Whilst taking garden waste to the local tip, I came across a pile of discarded stones from a newly demolished building. The stones had not been lying there for long because their surfaces weren’t covered in moss or lichen. Intuitivly I imagined reassembling them into a sculptural form.
As a painter, I wanted to see what would happen if the colour of the stones’ was transformed, making them stand out in their new surroundings. Just as the bright colours of some flowers seem to glow, I wanted the stones to have a vibrancy and presence of their own.
For many people, gardening becomes a task of imposing order and control on nature, such as restricting growth, clearing unwanted plants and introducing straight borders. My work takes this a stage further; simply by changing the colour of the stones, what would once have blended into nature becomes incongruous.

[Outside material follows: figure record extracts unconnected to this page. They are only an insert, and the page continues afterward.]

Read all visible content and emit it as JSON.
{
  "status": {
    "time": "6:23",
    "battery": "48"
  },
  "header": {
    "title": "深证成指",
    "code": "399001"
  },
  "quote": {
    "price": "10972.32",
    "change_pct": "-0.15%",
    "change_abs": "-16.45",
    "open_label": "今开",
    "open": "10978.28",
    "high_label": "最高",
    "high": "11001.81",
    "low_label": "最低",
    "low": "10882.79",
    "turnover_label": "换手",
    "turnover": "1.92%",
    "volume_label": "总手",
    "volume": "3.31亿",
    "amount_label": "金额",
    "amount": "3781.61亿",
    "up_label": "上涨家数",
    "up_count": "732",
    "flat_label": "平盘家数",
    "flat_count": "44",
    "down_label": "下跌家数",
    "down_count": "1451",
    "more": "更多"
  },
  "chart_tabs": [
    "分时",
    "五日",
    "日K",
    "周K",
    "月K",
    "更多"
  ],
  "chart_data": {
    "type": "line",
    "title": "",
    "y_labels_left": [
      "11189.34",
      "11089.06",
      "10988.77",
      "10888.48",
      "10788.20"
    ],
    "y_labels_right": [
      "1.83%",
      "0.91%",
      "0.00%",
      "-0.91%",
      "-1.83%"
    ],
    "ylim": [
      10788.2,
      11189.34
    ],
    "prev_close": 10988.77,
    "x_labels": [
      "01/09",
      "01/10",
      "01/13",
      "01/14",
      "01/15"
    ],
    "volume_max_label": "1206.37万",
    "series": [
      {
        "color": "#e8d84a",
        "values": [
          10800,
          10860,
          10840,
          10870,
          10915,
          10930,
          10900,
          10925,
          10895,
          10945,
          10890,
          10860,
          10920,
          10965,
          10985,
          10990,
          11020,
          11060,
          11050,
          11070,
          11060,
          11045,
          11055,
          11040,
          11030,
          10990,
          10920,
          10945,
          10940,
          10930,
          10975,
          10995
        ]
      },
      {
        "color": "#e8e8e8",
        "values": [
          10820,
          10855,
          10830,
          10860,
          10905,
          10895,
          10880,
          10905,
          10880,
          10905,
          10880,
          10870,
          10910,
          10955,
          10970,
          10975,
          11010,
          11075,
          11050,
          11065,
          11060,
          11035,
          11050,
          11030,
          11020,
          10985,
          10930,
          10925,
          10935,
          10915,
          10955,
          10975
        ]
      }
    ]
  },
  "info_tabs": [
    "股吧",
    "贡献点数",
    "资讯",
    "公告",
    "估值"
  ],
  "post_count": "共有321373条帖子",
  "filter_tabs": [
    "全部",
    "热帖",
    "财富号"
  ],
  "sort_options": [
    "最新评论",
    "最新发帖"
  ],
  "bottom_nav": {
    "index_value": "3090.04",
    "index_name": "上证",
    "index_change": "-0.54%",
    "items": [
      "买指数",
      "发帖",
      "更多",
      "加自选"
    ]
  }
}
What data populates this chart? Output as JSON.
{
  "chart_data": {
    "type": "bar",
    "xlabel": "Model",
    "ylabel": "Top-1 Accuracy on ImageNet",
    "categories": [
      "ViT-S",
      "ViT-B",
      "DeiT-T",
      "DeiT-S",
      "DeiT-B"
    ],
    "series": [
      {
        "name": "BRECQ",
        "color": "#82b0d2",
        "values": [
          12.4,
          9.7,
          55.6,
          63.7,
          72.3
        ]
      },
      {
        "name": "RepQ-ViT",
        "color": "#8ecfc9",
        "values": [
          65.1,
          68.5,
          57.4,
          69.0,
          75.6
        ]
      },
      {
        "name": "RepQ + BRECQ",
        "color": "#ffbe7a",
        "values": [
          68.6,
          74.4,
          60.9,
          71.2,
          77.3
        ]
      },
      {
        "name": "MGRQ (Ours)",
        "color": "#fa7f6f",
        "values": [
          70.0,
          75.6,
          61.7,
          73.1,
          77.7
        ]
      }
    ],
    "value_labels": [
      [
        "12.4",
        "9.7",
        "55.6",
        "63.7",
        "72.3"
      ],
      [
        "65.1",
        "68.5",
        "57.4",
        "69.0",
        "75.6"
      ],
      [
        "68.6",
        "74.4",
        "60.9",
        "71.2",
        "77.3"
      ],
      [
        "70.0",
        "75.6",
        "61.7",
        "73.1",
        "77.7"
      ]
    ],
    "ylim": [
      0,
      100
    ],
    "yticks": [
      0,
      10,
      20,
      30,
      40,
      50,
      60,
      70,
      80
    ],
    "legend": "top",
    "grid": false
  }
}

The process of spraying the stones acted as inspiration for creating a further series of work on canvas and paper. The stones became both a template and subject matter.
The artworks also resonate with the exhibiting garden’s name ‘Cairnhill’.
The inspiration for the Crescendo paintings came about from my observations whilst spraying colour onto the stones for the installation. Each stone acted as a template and consequently left a presence of itself, the outer edge delineating a positive and negative play of space and form. The process provided an impetus for further work, using the natural stones as material as well as subject. Individual stones were singled out for their size relative to the canvas support. The diptych format became important as a subtle signifier for infinity, the surface bridging the join of the diptych. The result is an abstraction of form, colour and shape, a painting that encompasses the rhythm of form seen in the garden but also sequences a painterly process.
In the ‘Delineation’ series individual stones were singled out for their size relative to the squared paper.
In response to the central templated shape, I created a surrounding gestural & fluid mark to accentuate the central form. When the series of works are displayed together, the rhythmic variation of shape and directional mark becomes reminiscent of visual dance.